Dr. Meg Mulrooney, associate vice provost and professor of history at James Madison University, has written a blog post on her research and work with students on how blackface on campus has functioned as a form of cultural violence against Black people. Below is an excerpt. Read the full post here.
From 1908 until roughly 1958, the administration and faculty actively encouraged blackface as evidenced by its presence at official school events, in its student organizations, and its publications. The evidence is overwhelming that the all-white, female student body participated enthusiastically in these caricatures; among other things, they routinely staged their own amateur minstrel shows, photographed themselves in blackface, and proudly saved programs that stated their real names and the roles they played. They also referenced blackface in other ways: in cartoon sketches of black people that decorated ephemera, in racist dialect that appeared in song lyrics and plays and poems, and in initiation rites for clubs. Just as it was in American culture, broadly, blackface on this campus functioned as a form of cultural violence against Black people. Along with other behaviors, it supported the cultural construction of white, Southern womanhood even if “not all students” participated. That these young women were training to become teachers must also be recognized, for many familiar children’s songs, like Oh Susanna and Cindy, Cindy were minstrel songs.

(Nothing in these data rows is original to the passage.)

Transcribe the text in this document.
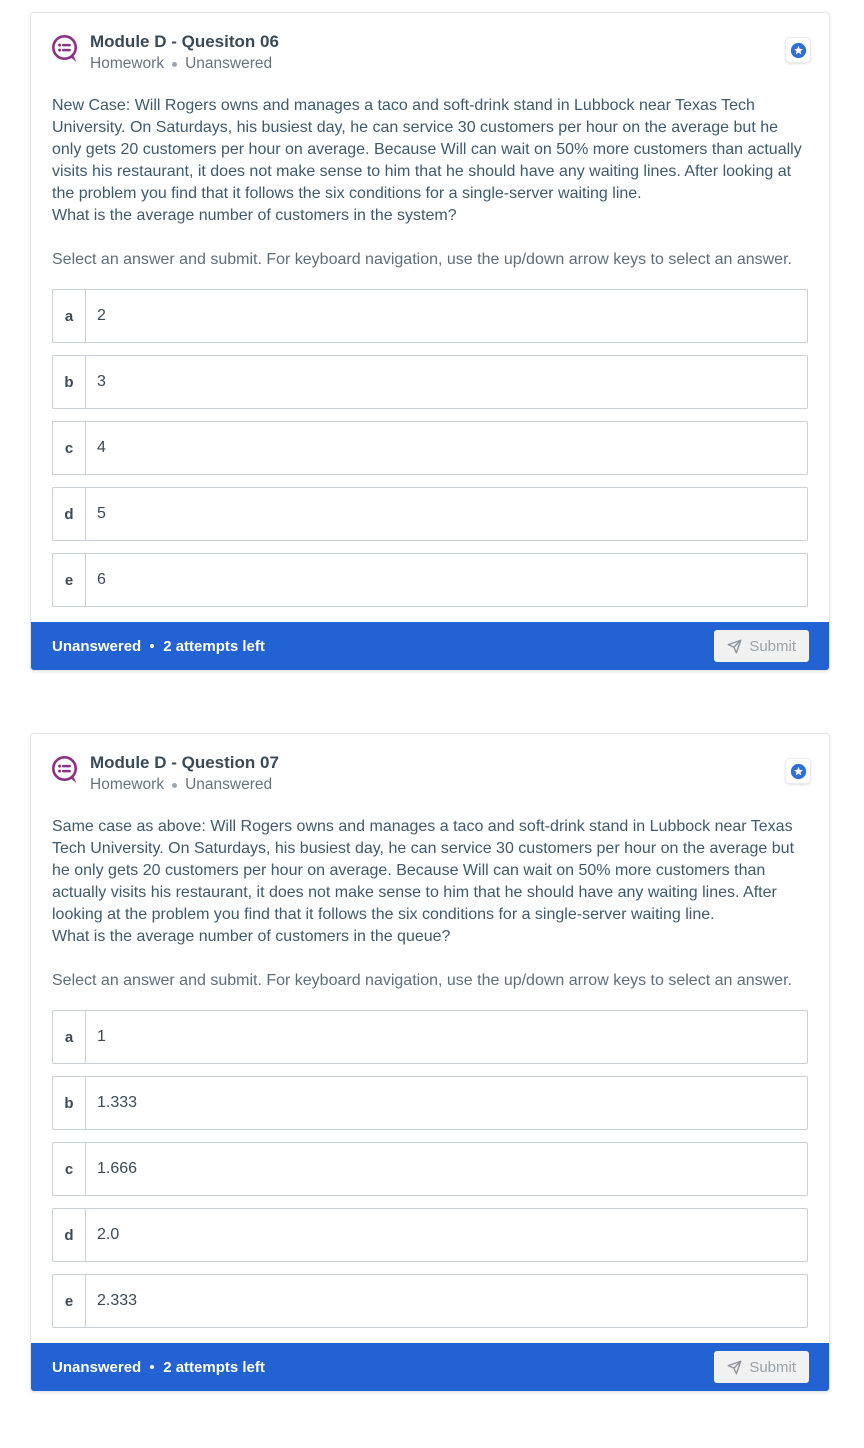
Module D - Quesiton 06
Homework Unanswered
New Case: Will Rogers owns and manages a taco and soft-drink stand in Lubbock near Texas Tech University. On Saturdays, his busiest day, he can service 30 customers per hour on the average but he only gets 20 customers per hour on average. Because Will can wait on 50% more customers than actually visits his restaurant, it does not make sense to him that he should have any waiting lines. After looking at the problem you find that it follows the six conditions for a single-server waiting line.
What is the average number of customers in the system?

Select an answer and submit. For keyboard navigation, use the up/down arrow keys to select an answer.

a	2
b	3
c	4
d	5
e	6
Unanswered 2 attempts left	Submit
Module D - Question 07
Homework Unanswered
Same case as above: Will Rogers owns and manages a taco and soft-drink stand in Lubbock near Texas Tech University. On Saturdays, his busiest day, he can service 30 customers per hour on the average but he only gets 20 customers per hour on average. Because Will can wait on 50% more customers than actually visits his restaurant, it does not make sense to him that he should have any waiting lines. After looking at the problem you find that it follows the six conditions for a single-server waiting line.
What is the average number of customers in the queue?

Select an answer and submit. For keyboard navigation, use the up/down arrow keys to select an answer.

a	1
b	1.333
c	1.666
d	2.0
e	2.333
Unanswered 2 attempts left	Submit
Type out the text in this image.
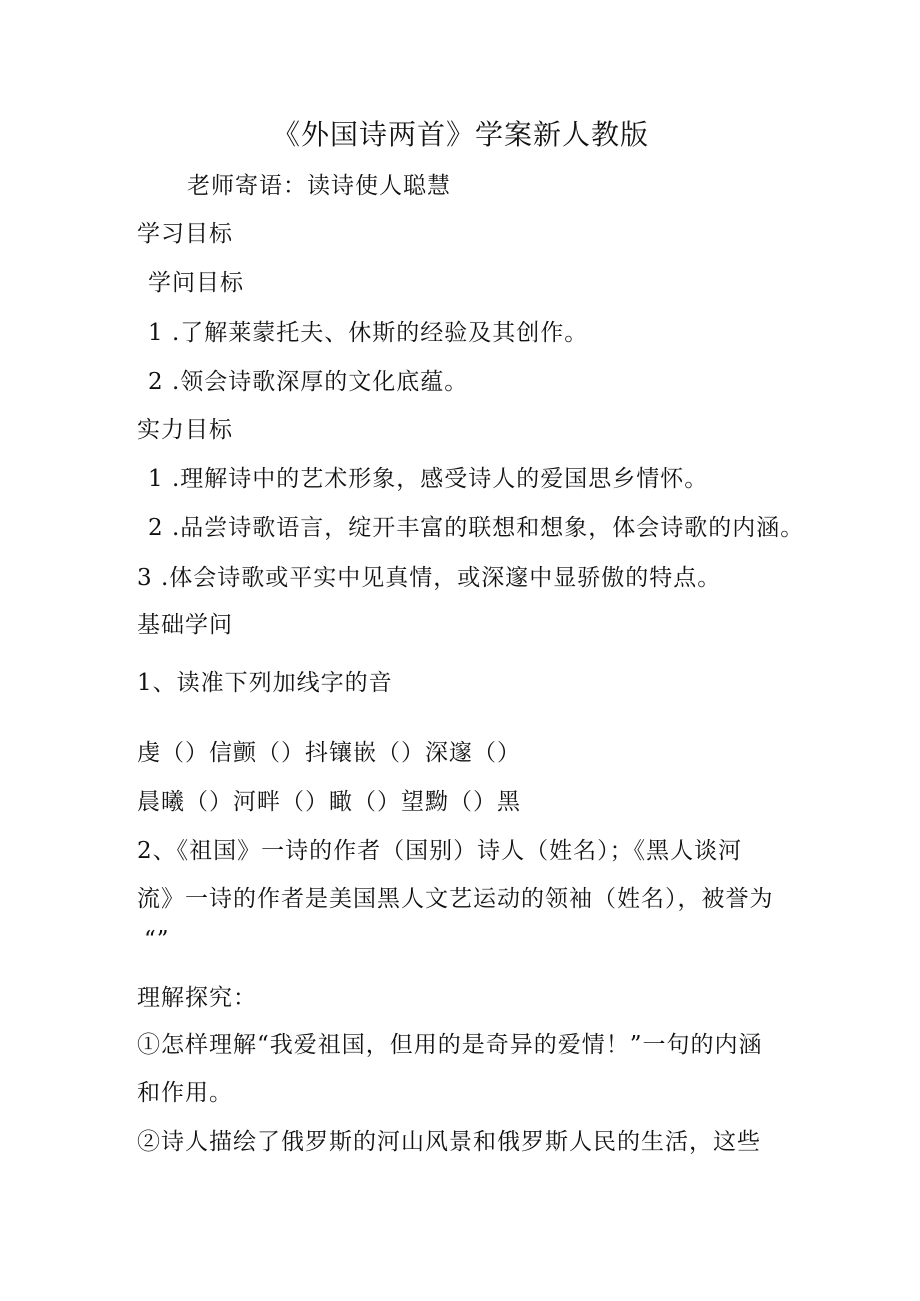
《外国诗两首》学案新人教版
老师寄语：读诗使人聪慧
学习目标
学问目标
1 .了解莱蒙托夫、休斯的经验及其创作。
2 .领会诗歌深厚的文化底蕴。
实力目标
1 .理解诗中的艺术形象，感受诗人的爱国思乡情怀。
2 .品尝诗歌语言，绽开丰富的联想和想象，体会诗歌的内涵。
3 .体会诗歌或平实中见真情，或深邃中显骄傲的特点。
基础学问
1、读准下列加线字的音
虔（）信颤（）抖镶嵌（）深邃（）
晨曦（）河畔（）瞰（）望黝（）黑
2、《祖国》一诗的作者（国别）诗人（姓名）；《黑人谈河
流》一诗的作者是美国黑人文艺运动的领袖（姓名），被誉为
“”
理解探究：
①怎样理解“我爱祖国，但用的是奇异的爱情！”一句的内涵
和作用。
②诗人描绘了俄罗斯的河山风景和俄罗斯人民的生活，这些
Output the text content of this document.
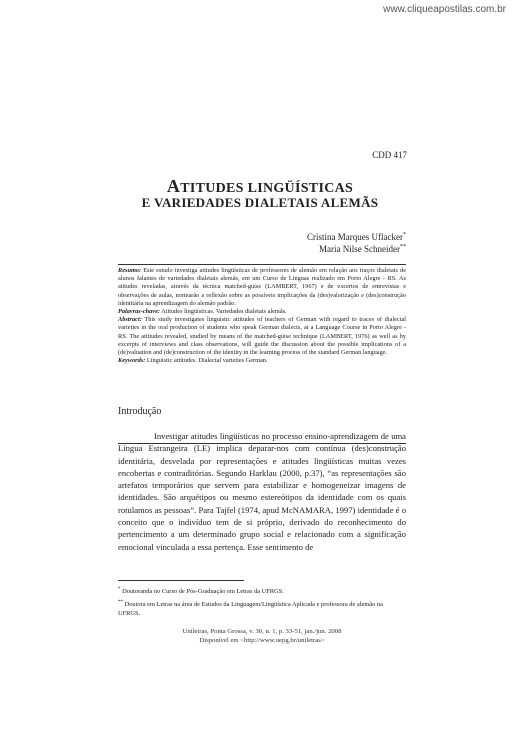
www.cliqueapostilas.com.br
CDD 417
ATITUDES LINGÜÍSTICAS
E VARIEDADES DIALETAIS ALEMÃS
Cristina Marques Uflacker*
Maria Nilse Schneider**

Resumo: Este estudo investiga atitudes lingüísticas de professores de alemão em relação aos traços dialetais de alunos falantes de variedades dialetais alemãs, em um Curso de Línguas realizado em Porto Alegre - RS. As atitudes reveladas, através da técnica matched-guise (LAMBERT, 1967) e de excertos de entrevistas e observações de aulas, nortearão a reflexão sobre as possíveis implicações da (des)valorização e (des)construção identitária na aprendizagem do alemão padrão.

Palavras-chave: Atitudes lingüísticas. Variedades dialetais alemãs.

Abstract: This study investigates linguistic attitudes of teachers of German with regard to traces of dialectal varieties in the oral production of students who speak German dialects, at a Language Course in Porto Alegre - RS. The attitudes revealed, studied by means of the matched-guise technique (LAMBERT, 1976) as well as by excerpts of interviews and class observations, will guide the discussion about the possible implications of a (de)valuation and (de)construction of the identity in the learning process of the standard German language.

Keywords: Linguistic attitudes. Dialectal varieties German.

Introdução

Investigar atitudes lingüísticas no processo ensino-aprendizagem de uma Língua Estrangeira (LE) implica deparar-nos com contínua (des)construção identitária, desvelada por representações e atitudes lingüísticas muitas vezes encobertas e contraditórias. Segundo Harklau (2000, p.37), “as representações são artefatos temporários que servem para estabilizar e homogeneizar imagens de identidades. São arquétipos ou mesmo estereótipos da identidade com os quais rotulamos as pessoas”. Para Tajfel (1974, apud McNAMARA, 1997) identidade é o conceito que o indivíduo tem de si próprio, derivado do reconhecimento do pertencimento a um determinado grupo social e relacionado com a significação emocional vinculada a essa pertença. Esse sentimento de

* Doutoranda no Curso de Pós-Graduação em Letras da UFRGS.

** Doutora em Letras na área de Estudos da Linguagem/Lingüística Aplicada e professora de alemão na UFRGS.

Uniletras, Ponta Grossa, v. 30, n. 1, p. 33-51, jan./jun. 2008
Disponível em <http://www.uepg.br/uniletras>
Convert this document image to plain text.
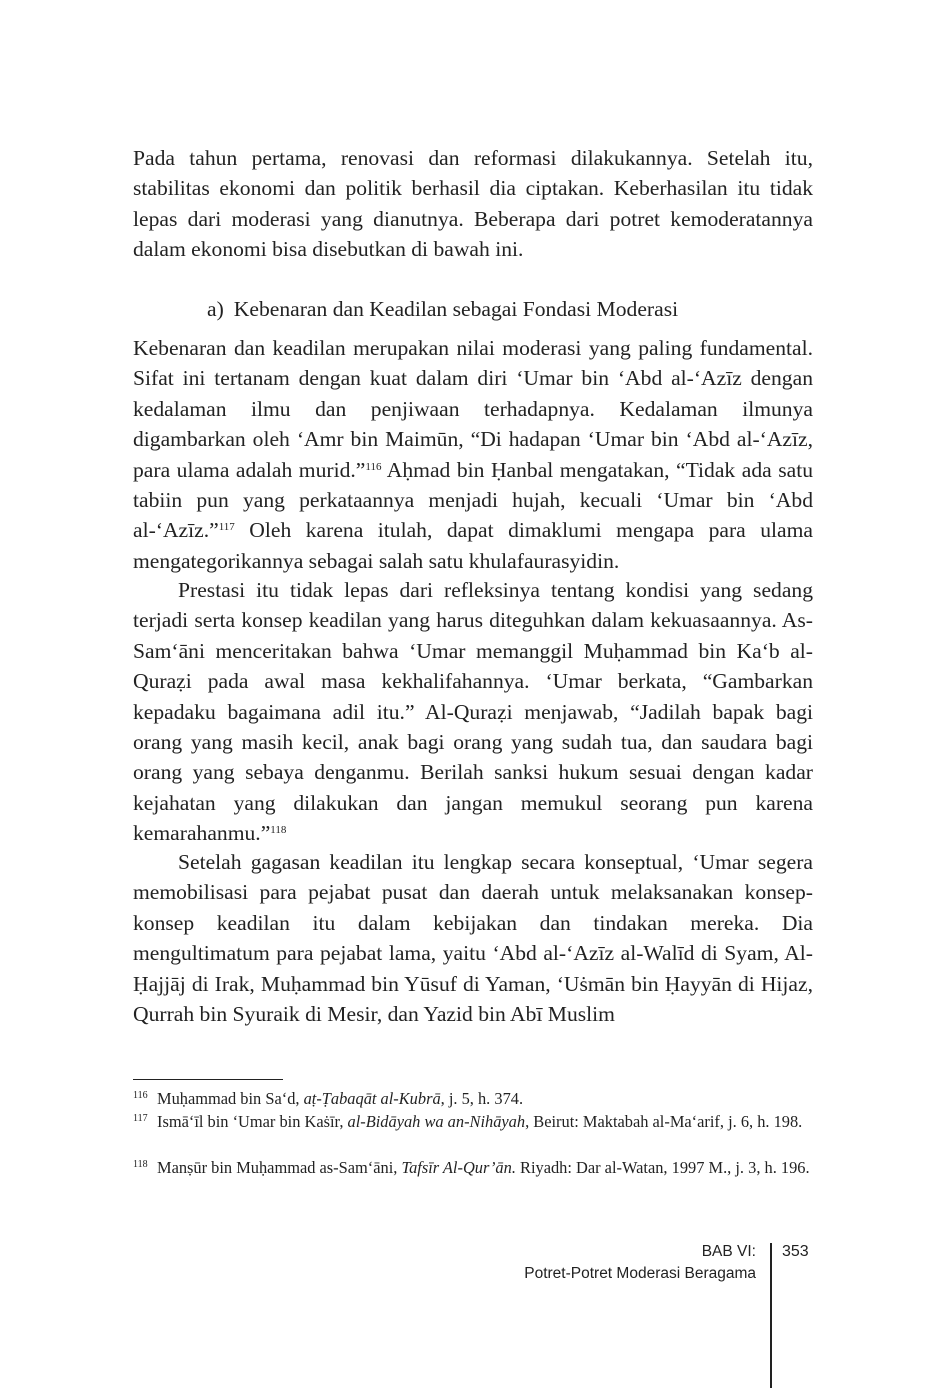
Pada tahun pertama, renovasi dan reformasi dilakukannya. Setelah itu, stabilitas ekonomi dan politik berhasil dia ciptakan. Keberhasilan itu tidak lepas dari moderasi yang dianutnya. Beberapa dari potret kemoderatannya dalam ekonomi bisa disebutkan di bawah ini.

a) Kebenaran dan Keadilan sebagai Fondasi Moderasi

Kebenaran dan keadilan merupakan nilai moderasi yang paling fundamental. Sifat ini tertanam dengan kuat dalam diri ‘Umar bin ‘Abd al-‘Azīz dengan kedalaman ilmu dan penjiwaan terhadapnya. Kedalaman ilmunya digambarkan oleh ‘Amr bin Maimūn, “Di hadapan ‘Umar bin ‘Abd al-‘Azīz, para ulama adalah murid.”$^{116}$ Aḥmad bin Ḥanbal mengatakan, “Tidak ada satu tabiin pun yang perkataannya menjadi hujah, kecuali ‘Umar bin ‘Abd al-‘Azīz.”$^{117}$ Oleh karena itulah, dapat dimaklumi mengapa para ulama mengategorikannya sebagai salah satu khulafaurasyidin.

Prestasi itu tidak lepas dari refleksinya tentang kondisi yang sedang terjadi serta konsep keadilan yang harus diteguhkan dalam kekuasaannya. As-Sam‘āni menceritakan bahwa ‘Umar memanggil Muḥammad bin Ka‘b al-Quraẓi pada awal masa kekhalifahannya. ‘Umar berkata, “Gambarkan kepadaku bagaimana adil itu.” Al-Quraẓi menjawab, “Jadilah bapak bagi orang yang masih kecil, anak bagi orang yang sudah tua, dan saudara bagi orang yang sebaya denganmu. Berilah sanksi hukum sesuai dengan kadar kejahatan yang dilakukan dan jangan memukul seorang pun karena kemarahanmu.”$^{118}$

Setelah gagasan keadilan itu lengkap secara konseptual, ‘Umar segera memobilisasi para pejabat pusat dan daerah untuk melaksanakan konsep-konsep keadilan itu dalam kebijakan dan tindakan mereka. Dia mengultimatum para pejabat lama, yaitu ‘Abd al-‘Azīz al-Walīd di Syam, Al-Ḥajjāj di Irak, Muḥammad bin Yūsuf di Yaman, ‘Uṡmān bin Ḥayyān di Hijaz, Qurrah bin Syuraik di Mesir, dan Yazid bin Abī Muslim

116 Muḥammad bin Sa‘d, aṭ-Ṭabaqāt al-Kubrā, j. 5, h. 374.

117 Ismā‘īl bin ‘Umar bin Kaṡīr, al-Bidāyah wa an-Nihāyah, Beirut: Maktabah al-Ma‘arif, j. 6, h. 198.

118 Manṣūr bin Muḥammad as-Sam‘āni, Tafsīr Al-Qur’ān. Riyadh: Dar al-Watan, 1997 M., j. 3, h. 196.

BAB VI:
Potret-Potret Moderasi Beragama
353
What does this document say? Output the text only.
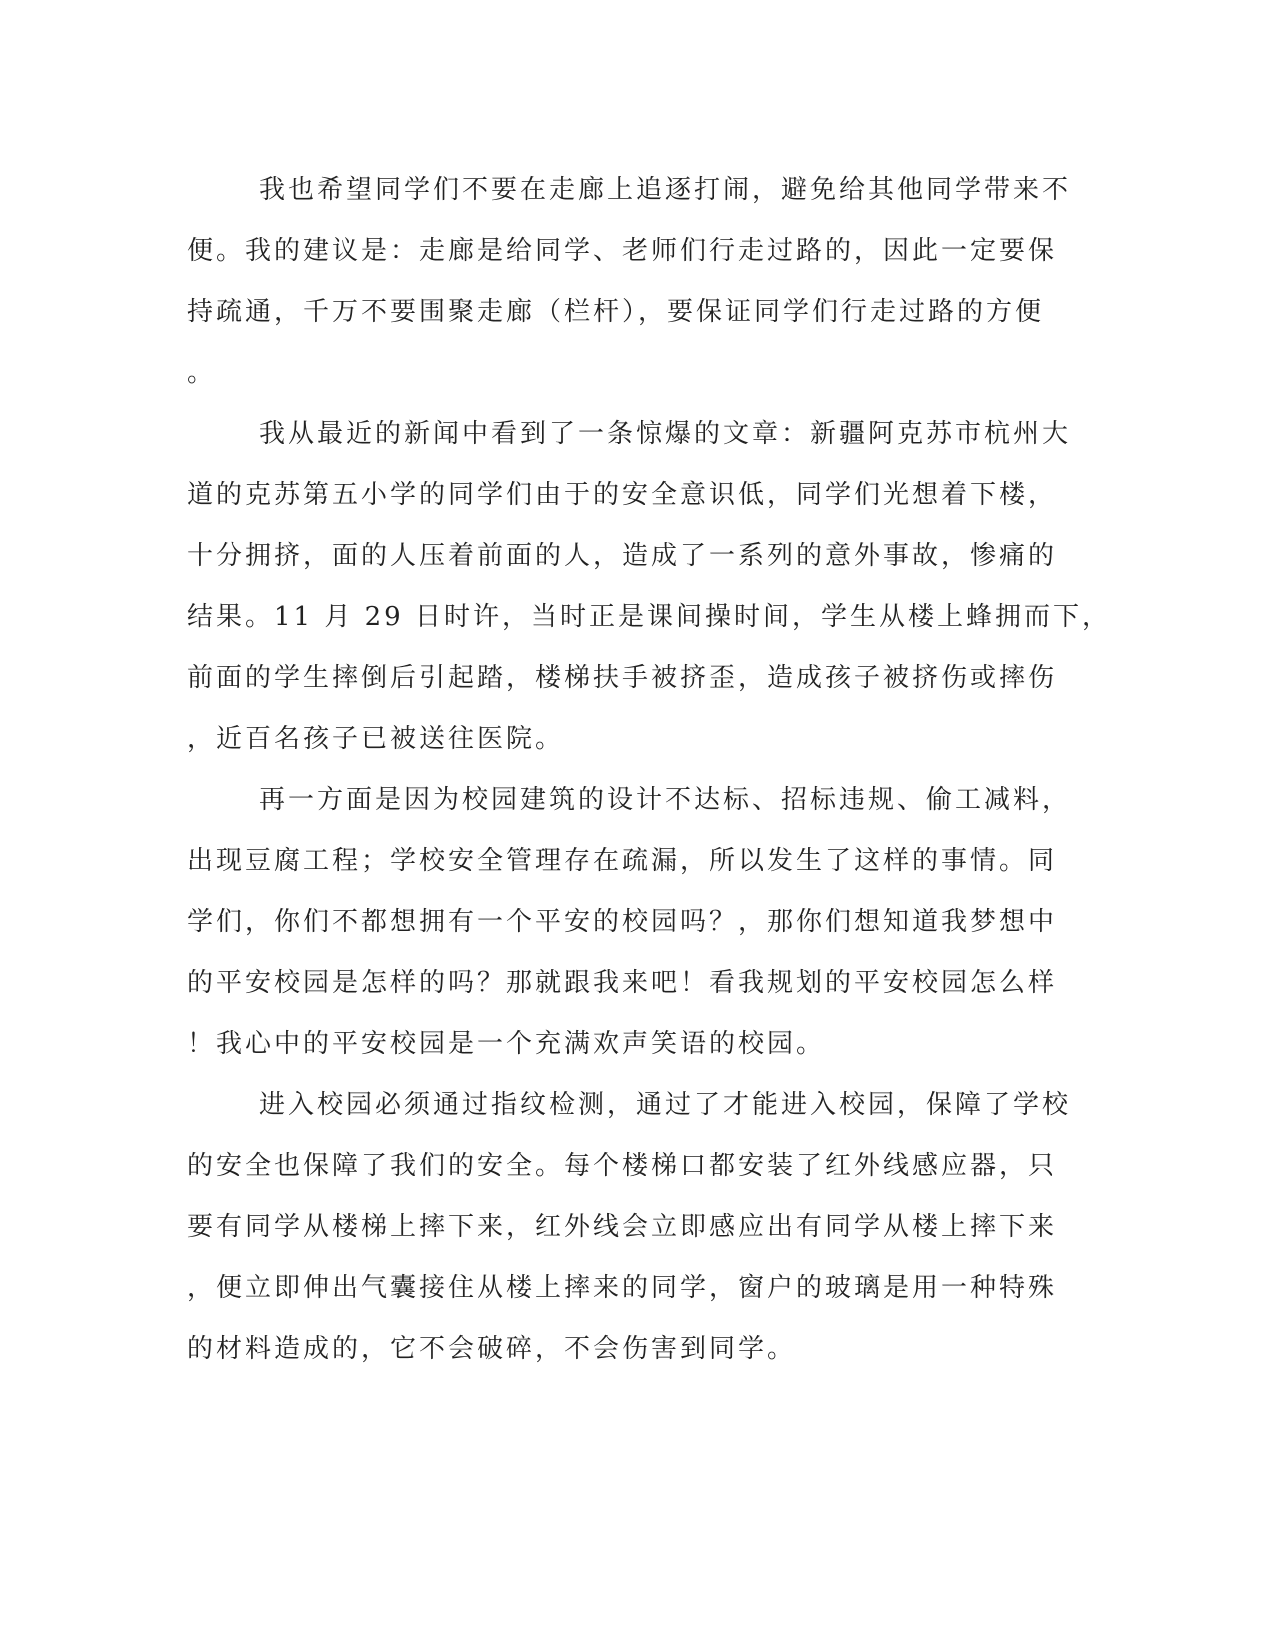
我也希望同学们不要在走廊上追逐打闹，避免给其他同学带来不
便。我的建议是：走廊是给同学、老师们行走过路的，因此一定要保
持疏通，千万不要围聚走廊（栏杆），要保证同学们行走过路的方便
。
我从最近的新闻中看到了一条惊爆的文章：新疆阿克苏市杭州大
道的克苏第五小学的同学们由于的安全意识低，同学们光想着下楼，
十分拥挤，面的人压着前面的人，造成了一系列的意外事故，惨痛的
结果。11 月 29 日时许，当时正是课间操时间，学生从楼上蜂拥而下，
前面的学生摔倒后引起踏，楼梯扶手被挤歪，造成孩子被挤伤或摔伤
，近百名孩子已被送往医院。
再一方面是因为校园建筑的设计不达标、招标违规、偷工减料，
出现豆腐工程；学校安全管理存在疏漏，所以发生了这样的事情。同
学们，你们不都想拥有一个平安的校园吗？，那你们想知道我梦想中
的平安校园是怎样的吗？那就跟我来吧！看我规划的平安校园怎么样
！我心中的平安校园是一个充满欢声笑语的校园。
进入校园必须通过指纹检测，通过了才能进入校园，保障了学校
的安全也保障了我们的安全。每个楼梯口都安装了红外线感应器，只
要有同学从楼梯上摔下来，红外线会立即感应出有同学从楼上摔下来
，便立即伸出气囊接住从楼上摔来的同学，窗户的玻璃是用一种特殊
的材料造成的，它不会破碎，不会伤害到同学。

Although it did start to diminish after WWII, blackface activities persisted here, as they did on other all-white Virginia campuses, through the era of the state’s massive resistance to federal desegregation mandates in the 1950s-1960s and into the decades of resistance to affirmative action in the 1970s-1990s. It is not surprising, then, to see in yearbooks and student newspapers evidence that some individuals who attended JMU in the 1980s “blacked up” at private parties, in homecoming parades, or at Greek events. Like earlier forms of blackface in the the Jim Crow era, these performances cannot be separated from the broader context of organized white resistance to higher education integration. Madison College admitted its first black student, Sheary Darcus Johnson, in 1966, and its first black graduate student in 1969, however, desegregation proceeded very slowly throughout the 1970s. In fact, Virginia’s official policy of resistance did not end until the administration of Gov. John Dalton began in 1978, the same year that the Supreme Court’s famous Bakke decision gave rise to the concept of “reverse discrimination.” What was it like to be a Black student or staff member or instructor at Madison at that time? In previous public history seminars, my students and I explored the transformation of this institution in a series of web-based exhibits called Madison in the 1970s. That project demonstrates that the changing trajectory of American higher education, including contemporary efforts to make JMU more diverse and inclusive, are very recent indeed.